There’s a quiet symmetry in that. Of the eight dimensions we built from Baymard’s work, the one that pays off in search is the one closest to their original advice: name your categories what buyers actually call them. Baymard’s UX finding turns out to be an SEO finding. It just isn’t a GEO finding.
And that’s the whole picture this study leaves you with.
Category structure is a search lever. It moves the surface that still drives most ecommerce revenue, and we can now name the dimension that moves it most.
AI recommendation runs on other signals. Your vertical, what you’re synonymous with, each platform’s temperament — and none of the structural factors we measured touch it.
Optimize one surface with the other’s playbook, and you waste budget in both directions.

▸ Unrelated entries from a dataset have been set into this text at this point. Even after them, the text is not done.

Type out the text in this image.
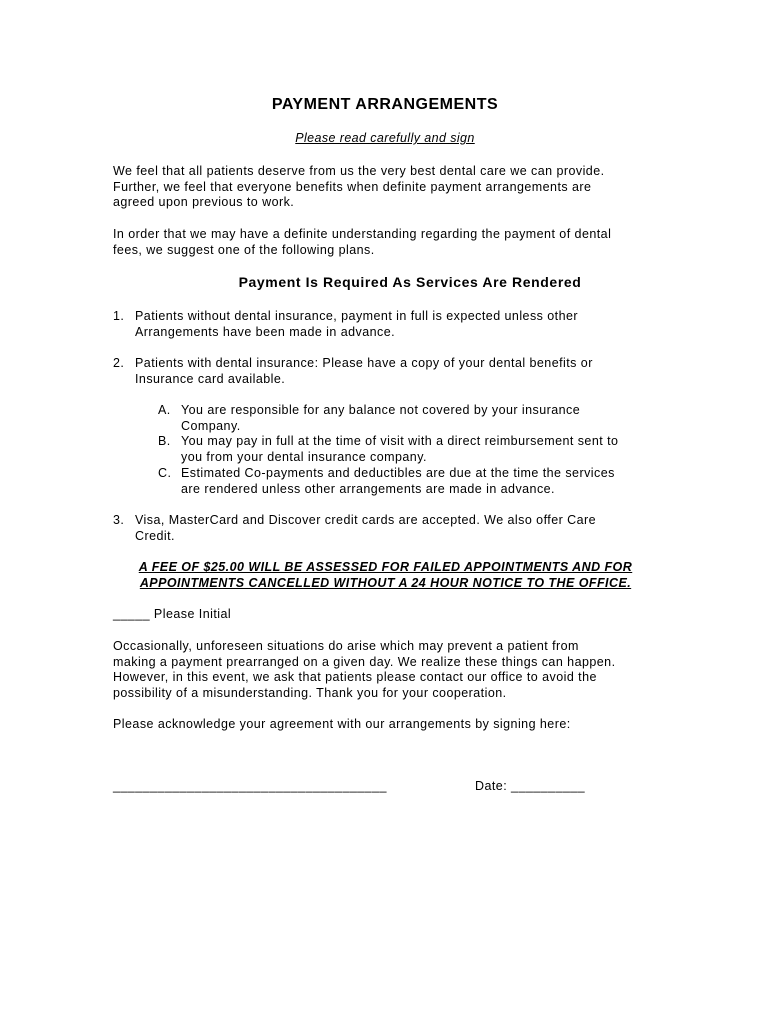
PAYMENT ARRANGEMENTS
Please read carefully and sign
We feel that all patients deserve from us the very best dental care we can provide.
Further, we feel that everyone benefits when definite payment arrangements are
agreed upon previous to work.
In order that we may have a definite understanding regarding the payment of dental
fees, we suggest one of the following plans.
Payment Is Required As Services Are Rendered
1. Patients without dental insurance, payment in full is expected unless other
Arrangements have been made in advance.
2. Patients with dental insurance: Please have a copy of your dental benefits or
Insurance card available.
A. You are responsible for any balance not covered by your insurance
Company.
B. You may pay in full at the time of visit with a direct reimbursement sent to
you from your dental insurance company.
C. Estimated Co-payments and deductibles are due at the time the services
are rendered unless other arrangements are made in advance.
3. Visa, MasterCard and Discover credit cards are accepted. We also offer Care
Credit.
A FEE OF $25.00 WILL BE ASSESSED FOR FAILED APPOINTMENTS AND FOR
APPOINTMENTS CANCELLED WITHOUT A 24 HOUR NOTICE TO THE OFFICE.
_____ Please Initial
Occasionally, unforeseen situations do arise which may prevent a patient from
making a payment prearranged on a given day. We realize these things can happen.
However, in this event, we ask that patients please contact our office to avoid the
possibility of a misunderstanding. Thank you for your cooperation.
Please acknowledge your agreement with our arrangements by signing here:
_____________________________________	Date: __________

We re-ran a fifth of the study six weeks later
The pages AI tools cite turn over fast. Recent SISTRIX data clock ChatGPT replacing 74% of its cited sources weekly, and Google’s AI Mode at 56%.
So in mid-June, we remeasured: 2,850 fresh answers, the same three platforms, the same models, the same human review.
It held. The brands AI recommended in April were almost entirely the same as those it recommended in June. Recommendation rates moved about a point. AI Overview inclusion barely budged.
If you’re tracking AI visibility, measure the thing that persists — and date everything, because on this surface, undated numbers are fiction.
For the data nerds
Per-brand ranking correlation April → June: Spearman ρ = 0.73. Recommendation rate moved 7.1% → 7.2%. AI Overview inclusion moved 53.6% → 56.4%.
What we learned, in seven lines
- Category structure doesn’t move AI recommendations: no link on either AI surface, a result we committed to testing before we collected the data.
- Neither does branded search demand within the $10M–$100M band: being the name for a category looks like what matters.
- Mentioned ≠ chosen: a 44% mention rate converts to just a 16% recommendation rate — so for now, the Recommendation Gap holds water.
- Your vertical sets your ceiling: 34% vs. 5% on identical prompts.
- Platforms agree on who exists, not who to recommend: Perplexity picks at double Gemini’s rate.
- 87% of auto-detected Ghost Rankings were false: human-review your GEO data before acting on it.
- Structure pays on Google: clear category naming is the cleanest lever we found — on search, not AI.
If you want to know where your brand sits in those numbers — which jobs you win, where you’re considered but not chosen, who’s taking your shelf — that’s the audit our Constraint Map walks through on two real brands, and what the GEO Intelligence Report runs at full depth.
*
The study, in brief: 95 DTC ecommerce brands ($10M–$100M, US/Canada, 10 verticals), each scored on a 24-point category-taxonomy rubric based on the Baymard Institute’s research.
We measured visibility three ways: 11,400 AI chat answers across ChatGPT, Perplexity, and Gemini (4 prompts × 10 runs each), 855 Google AI Overview checks, and category-page keyword capture on Google.
Outcomes were auto-coded and then human-reviewed; the analysis was pre-registered before we collected the data, and we re-measured six weeks later in June.
The numbers are dated on purpose — April–June 2026 — because on a surface that moves this fast, undated data is fiction.